Okumayı tasarladığım kitapların %90’ından fazlasını okuyamadım. Musil’in Niteliksiz Adam kitabına yıllardır başlayamadım. Ahmet Cevizci’nin Felsefe Sözlüğü’nü yıllardır bitiremedim. T.Mann ‘ın Dr Faustus’unu, Hesse’nin Boncukoyunu’nu, Lowry’nin Yanardağın Altında kitabını, Gorki’nin Klim Sangin kitabını hala okumadım. Üstelik okumayı da düşünmüyorum.
Tarihte Bacon ve Zenon’un iki tane olduğunu 25 yaşımda fark edebildim. Kısa alıntılar dışında ve ne Francis Bacon, ne de Roger Bacon okuyabildim. Zenon’nun hakkında o herkesin bildiği paradoks ve birkaç magazin cümlesi dışında hiçbir şey bilmiyorum. Zenon, “Zeno” olarak okunduğundan dolayı “Zenon’un” yazarken bile “Zenon’un” mu yoksa “Zenon’nun” mu yazılacağını karıştırdım.
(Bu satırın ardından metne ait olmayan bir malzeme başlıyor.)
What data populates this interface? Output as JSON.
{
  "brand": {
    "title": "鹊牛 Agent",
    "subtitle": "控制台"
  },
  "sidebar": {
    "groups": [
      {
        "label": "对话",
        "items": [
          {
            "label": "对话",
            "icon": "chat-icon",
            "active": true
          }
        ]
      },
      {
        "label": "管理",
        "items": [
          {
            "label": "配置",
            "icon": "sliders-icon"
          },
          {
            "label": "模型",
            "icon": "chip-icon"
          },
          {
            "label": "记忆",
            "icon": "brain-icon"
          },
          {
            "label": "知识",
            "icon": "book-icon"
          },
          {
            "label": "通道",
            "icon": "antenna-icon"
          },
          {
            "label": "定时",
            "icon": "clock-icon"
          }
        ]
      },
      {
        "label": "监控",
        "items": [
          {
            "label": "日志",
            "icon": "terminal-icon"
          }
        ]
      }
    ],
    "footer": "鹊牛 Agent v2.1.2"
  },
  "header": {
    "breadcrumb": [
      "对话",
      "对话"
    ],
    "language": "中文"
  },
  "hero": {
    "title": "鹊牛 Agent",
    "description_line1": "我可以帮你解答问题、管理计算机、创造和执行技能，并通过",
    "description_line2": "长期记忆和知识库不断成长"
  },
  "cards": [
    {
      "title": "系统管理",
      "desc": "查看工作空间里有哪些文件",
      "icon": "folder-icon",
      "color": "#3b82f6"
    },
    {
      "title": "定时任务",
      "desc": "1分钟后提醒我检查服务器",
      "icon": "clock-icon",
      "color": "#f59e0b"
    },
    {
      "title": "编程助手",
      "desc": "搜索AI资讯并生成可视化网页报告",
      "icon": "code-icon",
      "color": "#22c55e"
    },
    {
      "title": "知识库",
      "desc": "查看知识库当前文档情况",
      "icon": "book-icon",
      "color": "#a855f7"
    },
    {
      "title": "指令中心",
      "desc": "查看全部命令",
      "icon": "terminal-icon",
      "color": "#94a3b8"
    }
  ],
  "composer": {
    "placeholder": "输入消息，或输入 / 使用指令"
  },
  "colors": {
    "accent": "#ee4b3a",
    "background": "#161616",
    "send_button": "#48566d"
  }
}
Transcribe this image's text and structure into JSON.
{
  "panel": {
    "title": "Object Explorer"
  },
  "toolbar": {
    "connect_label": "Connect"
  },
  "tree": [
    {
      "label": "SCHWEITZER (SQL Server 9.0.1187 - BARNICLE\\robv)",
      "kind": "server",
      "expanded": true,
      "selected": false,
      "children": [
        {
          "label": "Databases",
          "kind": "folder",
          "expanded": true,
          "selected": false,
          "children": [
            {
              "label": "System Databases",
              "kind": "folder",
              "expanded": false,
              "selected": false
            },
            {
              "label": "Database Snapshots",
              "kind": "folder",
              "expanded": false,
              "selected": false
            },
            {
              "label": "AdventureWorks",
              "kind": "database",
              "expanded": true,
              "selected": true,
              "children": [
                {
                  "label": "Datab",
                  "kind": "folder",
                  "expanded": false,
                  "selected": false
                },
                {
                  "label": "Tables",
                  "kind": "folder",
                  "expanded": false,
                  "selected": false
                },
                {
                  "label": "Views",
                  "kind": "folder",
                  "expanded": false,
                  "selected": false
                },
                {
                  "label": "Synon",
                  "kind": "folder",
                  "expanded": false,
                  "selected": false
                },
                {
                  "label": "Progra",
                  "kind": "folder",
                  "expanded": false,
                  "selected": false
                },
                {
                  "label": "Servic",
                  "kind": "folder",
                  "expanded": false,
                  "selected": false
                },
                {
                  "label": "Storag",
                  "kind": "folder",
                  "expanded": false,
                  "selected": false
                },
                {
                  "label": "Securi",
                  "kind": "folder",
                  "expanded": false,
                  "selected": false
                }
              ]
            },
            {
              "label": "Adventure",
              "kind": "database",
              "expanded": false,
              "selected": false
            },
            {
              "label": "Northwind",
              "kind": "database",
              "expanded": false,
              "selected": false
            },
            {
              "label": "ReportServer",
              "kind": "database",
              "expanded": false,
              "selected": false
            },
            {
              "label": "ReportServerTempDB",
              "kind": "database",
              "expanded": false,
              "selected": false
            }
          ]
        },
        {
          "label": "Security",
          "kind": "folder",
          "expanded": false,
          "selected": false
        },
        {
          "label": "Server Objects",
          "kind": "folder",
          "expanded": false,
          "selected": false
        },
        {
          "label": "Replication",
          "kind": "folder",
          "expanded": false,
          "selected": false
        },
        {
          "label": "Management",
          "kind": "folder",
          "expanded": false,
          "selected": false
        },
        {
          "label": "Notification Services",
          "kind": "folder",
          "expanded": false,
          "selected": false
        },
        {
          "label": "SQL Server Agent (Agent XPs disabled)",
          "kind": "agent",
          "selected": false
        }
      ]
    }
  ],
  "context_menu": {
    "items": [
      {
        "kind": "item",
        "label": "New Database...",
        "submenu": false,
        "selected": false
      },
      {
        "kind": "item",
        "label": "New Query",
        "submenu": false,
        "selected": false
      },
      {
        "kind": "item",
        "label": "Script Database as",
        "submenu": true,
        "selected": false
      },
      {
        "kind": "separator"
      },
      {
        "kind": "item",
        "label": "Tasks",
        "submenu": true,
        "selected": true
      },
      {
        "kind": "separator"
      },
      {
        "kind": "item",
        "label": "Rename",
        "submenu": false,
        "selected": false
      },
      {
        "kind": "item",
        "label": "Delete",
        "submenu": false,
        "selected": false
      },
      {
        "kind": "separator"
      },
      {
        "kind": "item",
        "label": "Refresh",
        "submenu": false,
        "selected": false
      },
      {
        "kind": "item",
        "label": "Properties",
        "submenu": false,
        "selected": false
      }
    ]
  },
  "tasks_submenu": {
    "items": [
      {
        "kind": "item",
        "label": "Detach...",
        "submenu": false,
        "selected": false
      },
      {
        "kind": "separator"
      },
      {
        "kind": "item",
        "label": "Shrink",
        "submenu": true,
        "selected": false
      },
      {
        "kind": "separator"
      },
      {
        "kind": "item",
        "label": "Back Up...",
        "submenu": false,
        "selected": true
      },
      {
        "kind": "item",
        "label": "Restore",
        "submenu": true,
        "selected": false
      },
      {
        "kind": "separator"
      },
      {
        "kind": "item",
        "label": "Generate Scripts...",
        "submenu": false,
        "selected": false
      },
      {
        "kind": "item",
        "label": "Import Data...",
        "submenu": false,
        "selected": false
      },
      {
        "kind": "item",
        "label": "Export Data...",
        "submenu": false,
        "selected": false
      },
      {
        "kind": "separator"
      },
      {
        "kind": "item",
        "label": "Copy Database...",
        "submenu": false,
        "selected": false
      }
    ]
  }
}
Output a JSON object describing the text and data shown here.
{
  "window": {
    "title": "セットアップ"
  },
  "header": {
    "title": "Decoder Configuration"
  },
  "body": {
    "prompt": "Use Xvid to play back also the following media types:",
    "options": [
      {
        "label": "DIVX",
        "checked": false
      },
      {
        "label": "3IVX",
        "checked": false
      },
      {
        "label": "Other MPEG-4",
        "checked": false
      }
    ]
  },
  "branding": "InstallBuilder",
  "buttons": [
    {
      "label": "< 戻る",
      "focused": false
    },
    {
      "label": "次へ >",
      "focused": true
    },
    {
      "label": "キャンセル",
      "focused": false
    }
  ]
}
Eğer bu yazıyı gerçeğe uygun yazmayı başarabilseydim bilmediklerimin, anlamadıklarımın, yapamadıklarımın listesi yüzlerce sayfa tutardı. Burada yazmadığım diğer şeylerin de büyük bir çoğunluğunu bilmiyorum. Ne kadar çok öğrenirsem öğreneyim, bilmediklerim bildiklerimden hep çok daha fazla oluyor. En kötüsü de binlerce bilmediğim şeyi, bilmediğimden bile habersizim.
Ben böyleyim ey okur. Romalı şair Horace olsa yazıyı şöyle bitirirdi:
Quid rides? Mutato nomine, de te fabula narratur*
Taylan Kara taylankara111@gmail.com
*Neden gülüyorsun ki? İsimleri değiştir, anlattığım senin hikayendir.